Cały ośrodek składa się bodajże z 8-10 pokoi, a jak przyjechaliśmy to było zajętych ok. dwóch, trzech. Z tego co mówiła kobietka, która wnosiła walizki jak się wymeldowywaliśmy to przyjechała z całą rodziną aż z Gdańska i już któryś rok z rzędu przyjeżdżają właśnie tutaj, bo w zaludnionych hotelach nie odpoczywają jak właśnie w Leśniczówce. Wieczorkiem urządzają sobie przed hotelem kameralne ognisko, a dzieci huśtają się, bawią na trawce wokół. Może nie jest to czterogwiazdkowy, nowoczesny hotel, lecz tam naprawdę czuć góralski, ciepły klimat. Pokoje są czyściutkie, łazienka również. Jeżeli chodzi o śniadania to jest tam szwedzki stół, a z tego co widziałam to można sobie tam dokupić obiadokolację.

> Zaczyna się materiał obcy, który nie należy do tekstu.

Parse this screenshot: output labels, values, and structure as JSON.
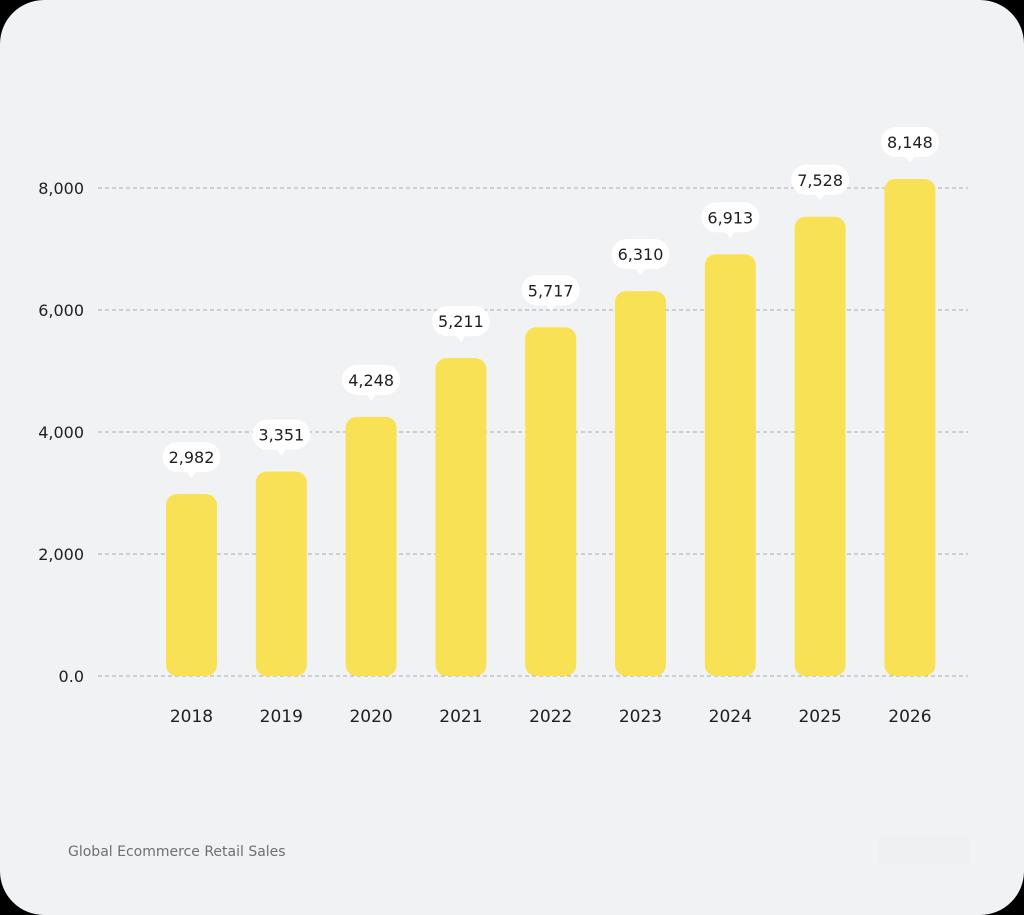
{
  "caption": "Global Ecommerce Retail Sales",
  "colors": {
    "background": "#f1f2f4",
    "bar": "#f9e155",
    "label_bg": "#ffffff",
    "grid": "#a9abb0",
    "text": "#1f1f1f"
  },
  "chart_data": {
    "type": "bar",
    "categories": [
      "2018",
      "2019",
      "2020",
      "2021",
      "2022",
      "2023",
      "2024",
      "2025",
      "2026"
    ],
    "values": [
      2982,
      3351,
      4248,
      5211,
      5717,
      6310,
      6913,
      7528,
      8148
    ],
    "value_labels": [
      "2,982",
      "3,351",
      "4,248",
      "5,211",
      "5,717",
      "6,310",
      "6,913",
      "7,528",
      "8,148"
    ],
    "yticks": [
      0,
      2000,
      4000,
      6000,
      8000
    ],
    "ytick_labels": [
      "0.0",
      "2,000",
      "4,000",
      "6,000",
      "8,000"
    ],
    "ylim": [
      0,
      8000
    ],
    "grid": true,
    "title": "",
    "xlabel": "",
    "ylabel": ""
  }
}
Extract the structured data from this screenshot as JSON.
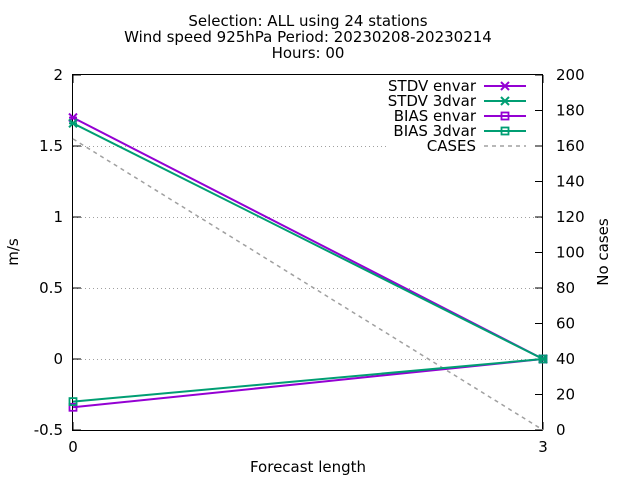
{
  "chart_data": {
    "type": "line",
    "title_lines": [
      "Selection: ALL using    24 stations",
      "Wind speed 925hPa   Period: 20230208-20230214",
      "Hours: 00"
    ],
    "xlabel": "Forecast length",
    "ylabel": "m/s",
    "y2label": "No cases",
    "x": [
      0,
      3
    ],
    "xticks": [
      "0",
      "3"
    ],
    "xlim": [
      0,
      3
    ],
    "ylim": [
      -0.5,
      2
    ],
    "yticks": [
      "-0.5",
      "0",
      "0.5",
      "1",
      "1.5",
      "2"
    ],
    "y2lim": [
      0,
      200
    ],
    "y2ticks": [
      "0",
      "20",
      "40",
      "60",
      "80",
      "100",
      "120",
      "140",
      "160",
      "180",
      "200"
    ],
    "grid": true,
    "legend_position": "top-right",
    "series": [
      {
        "name": "STDV envar",
        "axis": "y",
        "color": "#9400d3",
        "marker": "x-star",
        "dash": false,
        "values": [
          1.7,
          0.0
        ]
      },
      {
        "name": "STDV 3dvar",
        "axis": "y",
        "color": "#009e73",
        "marker": "x-star",
        "dash": false,
        "values": [
          1.66,
          0.0
        ]
      },
      {
        "name": "BIAS envar",
        "axis": "y",
        "color": "#9400d3",
        "marker": "square",
        "dash": false,
        "values": [
          -0.34,
          0.0
        ]
      },
      {
        "name": "BIAS 3dvar",
        "axis": "y",
        "color": "#009e73",
        "marker": "square",
        "dash": false,
        "values": [
          -0.3,
          0.0
        ]
      },
      {
        "name": "CASES",
        "axis": "y2",
        "color": "#a0a0a0",
        "marker": "none",
        "dash": true,
        "values": [
          164,
          0
        ]
      }
    ]
  }
}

W hotelu znajduje się również restauracja u Zięby, w której serwowane są góralskie przysmaki. Menu jest napisane po góralsku. Może dla Was to normalne, lecz my będąc na Podhalu przez kilka dni, to nie spotkaliśmy się z tym nigdzie indziej. Moim zdaniem Krupówki stały się strasznie komercyjne, pełno tam wszystkich Fast-foodów, sieciówek. Oczywiście jest tam mnóstwo fajnych góralskich knajpek, lecz trochę są przyćmione przez wszystkie sieciówki z ubraniami, Subway`e, McDonaldy itp. Może to tylko moje zdanie… Wróćmy do menu w Leśniczówce. Narzeczony zamówił polewkę Syrwotka (zupa na zsiadłym mleku z ziemniakami), ja zamówiłam „grzybowo ze samiućkik prawdziwków”. Obie zupki były bardzo smacznie, choć moja była chyba bardziej wyrazista w smaku. Na danie główne zamówiliśmy „placek ze rzepy z gulaszem” – placek po zbójnicku oraz „świński kotlet z oscypkiem”. Oba dania bardzo polecam, surówki wyglądały na domowe, więc to również zaliczam na plus. Minusem może być jedynie, że placek ziemniaczany był stosunkowo mały do ilości mięsa w gulaszu. Standardowo jest zazwyczaj odwrotnie, czyli ogromny placek ziemniaczany, a mało mięsa. Sympatyczna Pani kelnerka zaproponowała nam również domową, jeszcze letnią szarlotkę – pycha!
Następnym razem muszę koniecznie wypróbować innych pozycji z menu. Mam nadzieję, że Was zachęciłam do odwiedzenia tego miejsca. Przy okazji chciałabym zaznaczyć, że znajduję się ono blisko szlaków na Dolinę Chochołowską. Chętnie przeszlibyśmy się tym szlakiem, bo słyszeliśmy, że widoki są piękne, a trasa nie jest mocno wymagająca.
Komentarze
Muszę się tam wybrać bo miejsce wydaje się byc bardzo fajne :))
To zdecydowanie moje klimaty, mam dosc warszawskiego tłoku i ludzi, więc dla mnie rewelacja
hotel polecam, bylismy tam chyba ze dwa lata temu. Obsluga super, ale dostalam troche zimnego placka po zbojnicku. Ogolnie super miejsce
Rzeczywiście super miejsce, bylam tam w tamtym roku ;] rowniez polecam jak ktos chce ciszy i spokoju.